Souvent, nous entendons des peurs entourant les immigrants (réguliers ou irréguliers) venus « voler des jobs ». Plus que jamais, il est clair qu’une telle peur n’a pas de fondement.

Un sondage effectué par le Conseil du Patronat du Québec (CPQ) en octobre 2016 auprès de 300 employeurs d’entreprises privées a révélé que 7 entreprises sur 10 éprouvent des difficultés à recruter de la main-d’œuvre pour leurs postes les moins qualifiés. Sur ces 300 entreprises, 68% ont identifié la rareté de la main d’œuvre comme étant leur principal défi. Pour 43 % des employeurs, les services d’aide à l’emploi sont le type d’aide gouvernementale qui contribuerait le plus à l’atteinte de leurs objectifs de recrutement.

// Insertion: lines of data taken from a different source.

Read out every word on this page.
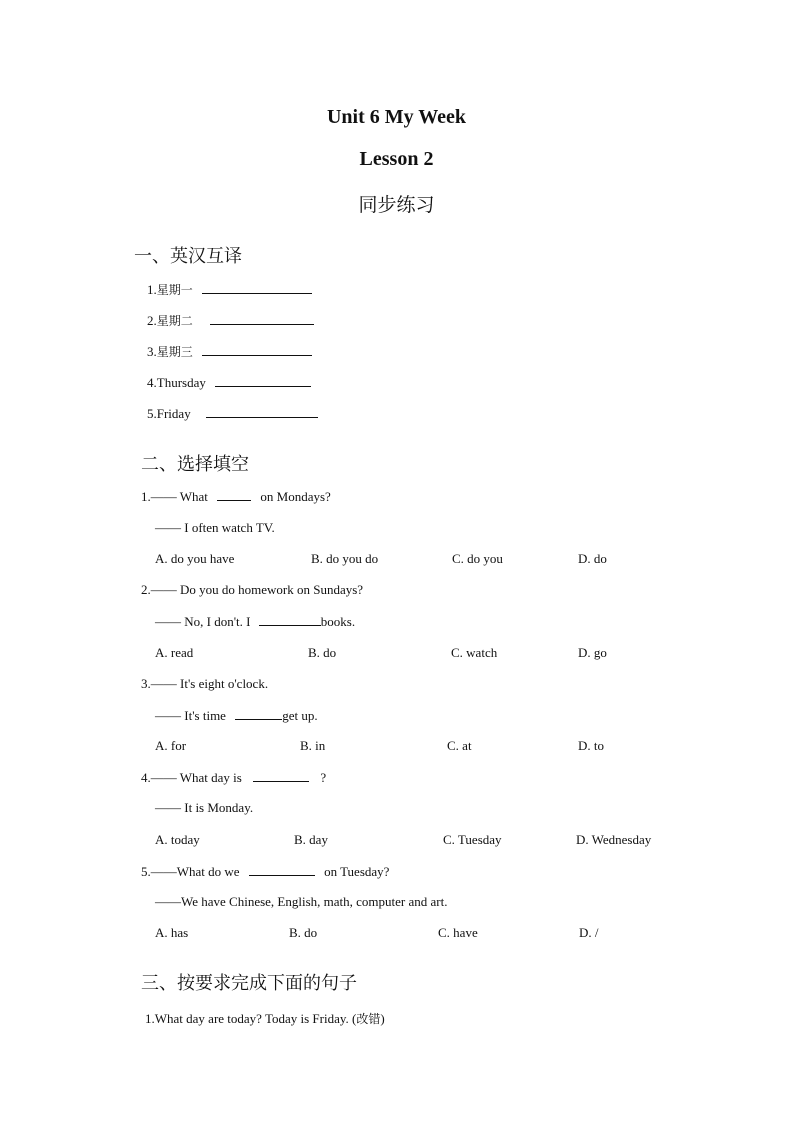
Unit 6 My Week
Lesson 2
同步练习
一、英汉互译
1.星期一
2.星期二
3.星期三
4.Thursday
5.Friday
二、选择填空
1.—— What	on Mondays?
—— I often watch TV.
A. do you have	B. do you do	C. do you	D. do
2.—— Do you do homework on Sundays?
—— No, I don't. I	books.
A. read	B. do	C. watch	D. go
3.—— It's eight o'clock.
—— It's time	get up.
A. for	B. in	C. at	D. to
4.—— What day is	?
—— It is Monday.
A. today	B. day	C. Tuesday	D. Wednesday
5.——What do we	on Tuesday?
——We have Chinese, English, math, computer and art.
A. has	B. do	C. have	D. /
三、按要求完成下面的句子
1.What day are today? Today is Friday. (改错)
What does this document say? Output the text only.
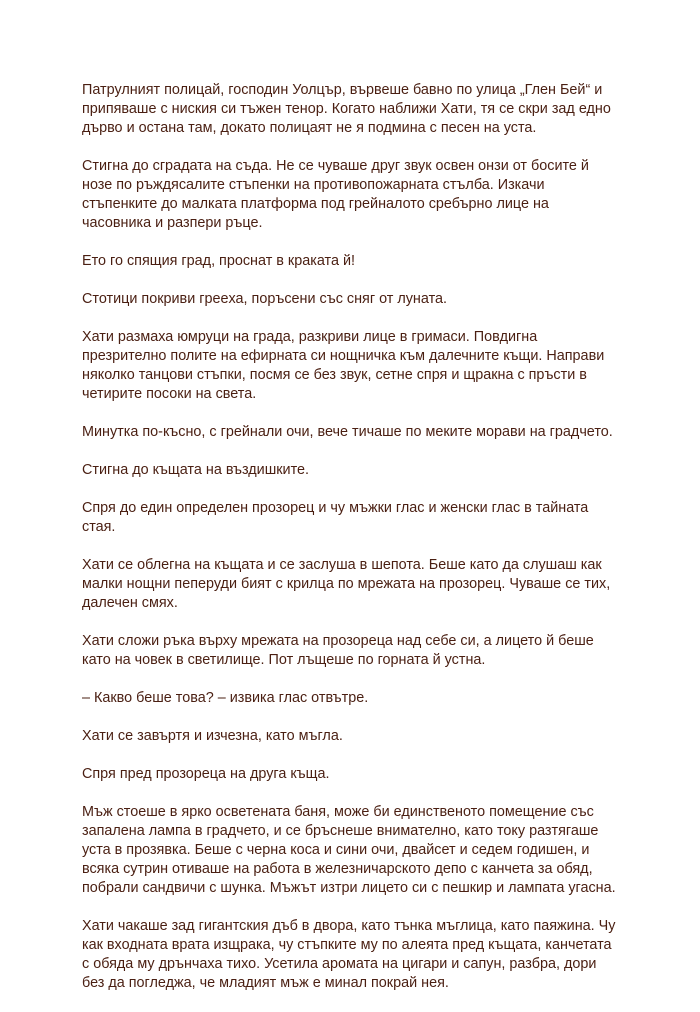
Патрулният полицай, господин Уолцър, вървеше бавно по улица „Глен Бей“ и припяваше с ниския си тъжен тенор. Когато наближи Хати, тя се скри зад едно дърво и остана там, докато полицаят не я подмина с песен на уста.

Стигна до сградата на съда. Не се чуваше друг звук освен онзи от босите й нозе по ръждясалите стъпенки на противопожарната стълба. Изкачи стъпенките до малката платформа под грейналото сребърно лице на часовника и разпери ръце.

Ето го спящия град, проснат в краката й!

Стотици покриви греeха, поръсени със сняг от луната.

Хати размаха юмруци на града, разкриви лице в гримаси. Повдигна презрително полите на ефирната си нощничка към далечните къщи. Направи няколко танцови стъпки, посмя се без звук, сетне спря и щракна с пръсти в четирите посоки на света.

Минутка по-късно, с грейнали очи, вече тичаше по меките морави на градчето.

Стигна до къщата на въздишките.

Спря до един определен прозорец и чу мъжки глас и женски глас в тайната стая.

Хати се облегна на къщата и се заслуша в шепота. Беше като да слушаш как малки нощни пеперуди бият с крилца по мрежата на прозорец. Чуваше се тих, далечен смях.

Хати сложи ръка върху мрежата на прозореца над себе си, а лицето й беше като на човек в светилище. Пот лъщеше по горната й устна.

– Какво беше това? – извика глас отвътре.

Хати се завъртя и изчезна, като мъгла.

Спря пред прозореца на друга къща.

Мъж стоеше в ярко осветената баня, може би единственото помещение със запалена лампа в градчето, и се бръснеше внимателно, като току разтягаше уста в прозявка. Беше с черна коса и сини очи, двайсет и седем годишен, и всяка сутрин отиваше на работа в железничарското депо с канчета за обяд, побрали сандвичи с шунка. Мъжът изтри лицето си с пешкир и лампата угасна.

Хати чакаше зад гигантския дъб в двора, като тънка мъглица, като паяжина. Чу как входната врата изщрака, чу стъпките му по алеята пред къщата, канчетата с обяда му дрънчаха тихо. Усетила аромата на цигари и сапун, разбра, дори без да погледжа, че младият мъж е минал покрай нея.
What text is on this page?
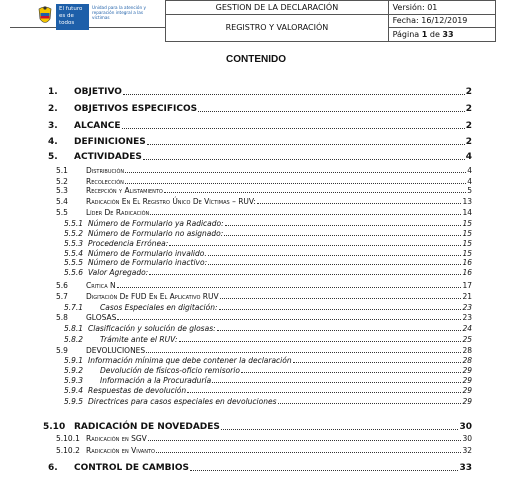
El futuro
es de todos
Unidad para la atención y reparación integral a las víctimas	GESTION DE LA DECLARACIÓN	Versión: 01
	REGISTRO Y VALORACIÓN	Fecha: 16/12/2019
		Página 1 de 33
CONTENIDO
1. OBJETIVO	2
2. OBJETIVOS ESPECIFICOS	2
3. ALCANCE	2
4. DEFINICIONES	2
5. ACTIVIDADES	4
5.1 Distribución	4
5.2 Recolección	4
5.3 Recepción y Alistamiento	5
5.4 Radicación En El Registro Único De Víctimas – RUV:	13
5.5 Líder De Radicación	14
5.5.1 Número de Formulario ya Radicado:	15
5.5.2 Número de Formulario no asignado:	15
5.5.3 Procedencia Errónea:	15
5.5.4 Número de Formulario invalido.	15
5.5.5 Número de Formulario inactivo:	16
5.5.6 Valor Agregado:	16
5.6 Critica N	17
5.7 Digitación De FUD En El Aplicativo RUV	21
5.7.1 Casos Especiales en digitación:	23
5.8 GLOSAS	23
5.8.1 Clasificación y solución de glosas:	24
5.8.2 Trámite ante el RUV:	25
5.9 DEVOLUCIONES	28
5.9.1 Información mínima que debe contener la declaración	28
5.9.2 Devolución de físicos-oficio remisorio	29
5.9.3 Información a la Procuraduría	29
5.9.4 Respuestas de devolución	29
5.9.5 Directrices para casos especiales en devoluciones	29
5.10 RADICACIÓN DE NOVEDADES	30
5.10.1 Radicación en SGV	30
5.10.2 Radicación en Vivanto	32
6. CONTROL DE CAMBIOS	33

Bonne nouvelle! Dans son budget 2017-2018, le gouvernement Couillard  a investi 290M$ pour répondre aux besoins de main-d’œuvre[1]. Ces sommes doivent notamment permettre de promouvoir les métiers en demande, d’appuyer les entreprises dans la gestion de leur main-d’œuvre, de soutenir l’intégration des immigrants en emploi.

Cette aide gouvernementale permettra-t-elle de s’attaquer, à la source, au manque de main-d’œuvre? Pour le CPQ, seulement 9%  des 173 entreprises sondées recrutant des employés issus de groupes minoritaires, tels les migrants et les nouveaux arrivants, possèdent des mesures ou des programmes spécifiques pour favoriser l’embauche de cette main-d’œuvre. Il n’est donc pas dit qu’un immigrant qui souhaite travailler puisse travailler au Québec.

À supposer que l’objectif soit d’occuper tous les emplois disponibles, sommes-nous en train de créer les conditions favorables pour permettre à ceux visés par ces programmes de travailler au Québec? Le nombre de postes à combler, et à plus forte raison la main-d’œuvre pour les combler, ne sont pas à l’abri de certaines barrières systémiques et de certains préjugés. C’est stimulant d’accueillir en stage au Boulot vers ces jeunes issus de l’immigration prêts à s’intégrer. D’autant que, plus que jamais, nous savons que leur contribution à la société québécoise est essentielle minimalement à son développement économique.

À la semaine prochaine!

Jeanne Doré

[1] Budget 2017-2018: http://bit.ly/2xiSExg, à la p. B168.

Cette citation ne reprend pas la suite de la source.